Black holes were the first topic of the day, and one that I'm fascinated by. We talked about how they're formed (when the mass of a neutron star passes a certain limit, it collapses into a single point, or singularity). We discussed black holes' escape velocity and the Schwarzchild Radius, and touched on Hawking radiation. Other points: spaghettification, time dilation, gravitational redshift and the gamma rays released in a black hole's creation. I'd get into more detail, but I don't have the time or inclination to transcribe pages of notes. Maybe later.

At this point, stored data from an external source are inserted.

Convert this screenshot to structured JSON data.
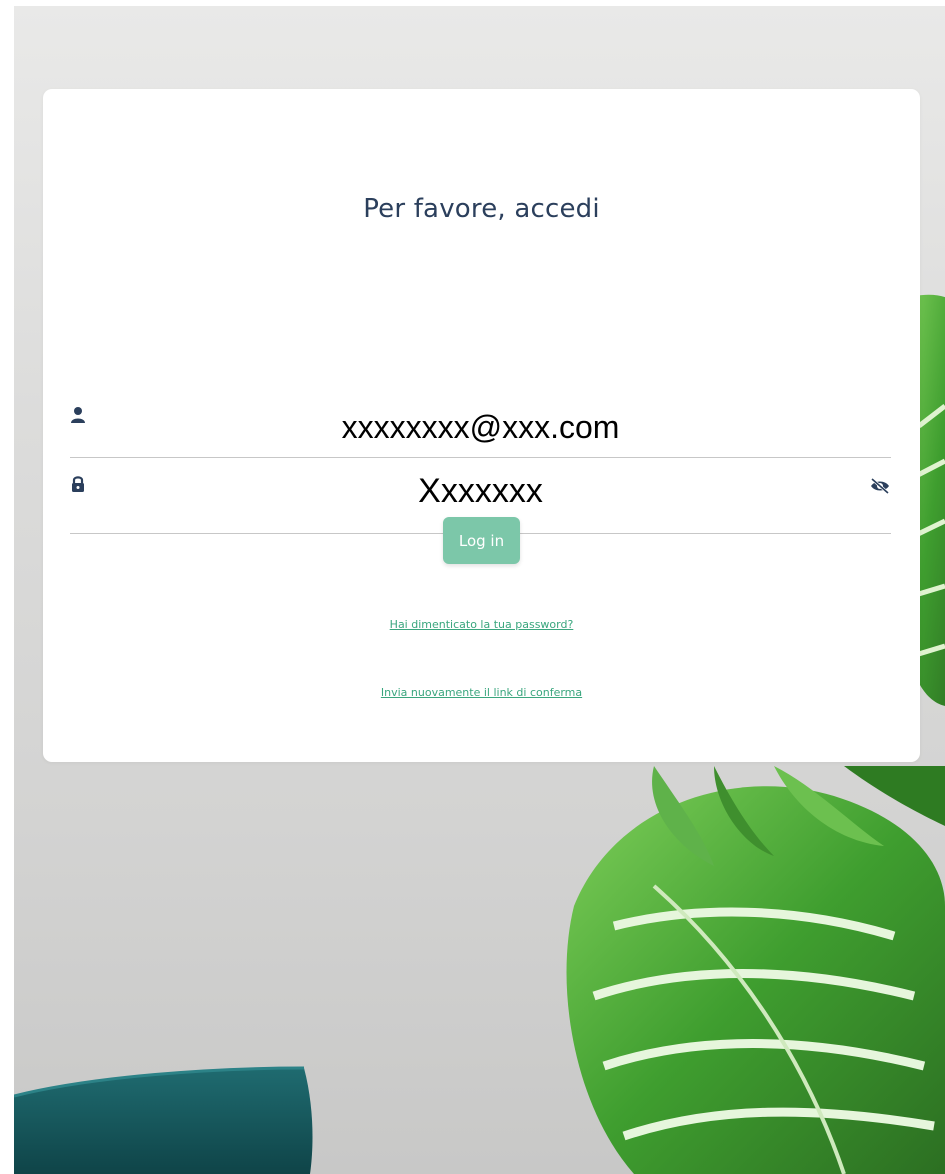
{
  "colors": {
    "title": "#2b3f5c",
    "accent": "#7cc7a9",
    "link": "#3aa67e",
    "field_icon": "#2b3f5c",
    "divider": "#c7c7c7"
  },
  "login": {
    "title": "Per favore, accedi",
    "username": {
      "icon": "user-icon",
      "value": "xxxxxxxx@xxx.com"
    },
    "password": {
      "icon": "lock-icon",
      "value": "Xxxxxxx",
      "toggle_icon": "eye-slash-icon"
    },
    "submit_label": "Log in",
    "forgot_password_link": "Hai dimenticato la tua password?",
    "resend_confirmation_link": "Invia nuovamente il link di conferma"
  }
}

Next: galaxies. We discussed the formation of the Milky Way and why it looks like a spiral. Dark matter came up, which is mass not primarily created by stars (but beyond that we don't understand its nature). Bits and pieces:
- Our galactic center is somewhere off toward the Sagittarius constellation.
- The sun is about 2/3 of the way out from the center.
- The total mass of the Milky Way's disk is about 200 billion solar masses.
The afternoon lectures were about science ethics, or rather the unethical or silly things that some famous scientists got up to in their research or personal life. After that, we talked some more on science-fiction applications for astronomy, in this case interstellar travel and worldbuilding on alien star systems. And we finished with a guest lecture from amateur astronomer Ruben Gamboa on what it is amateur astronomers do.
Today is the last day of class, and tomorrow is a travel day.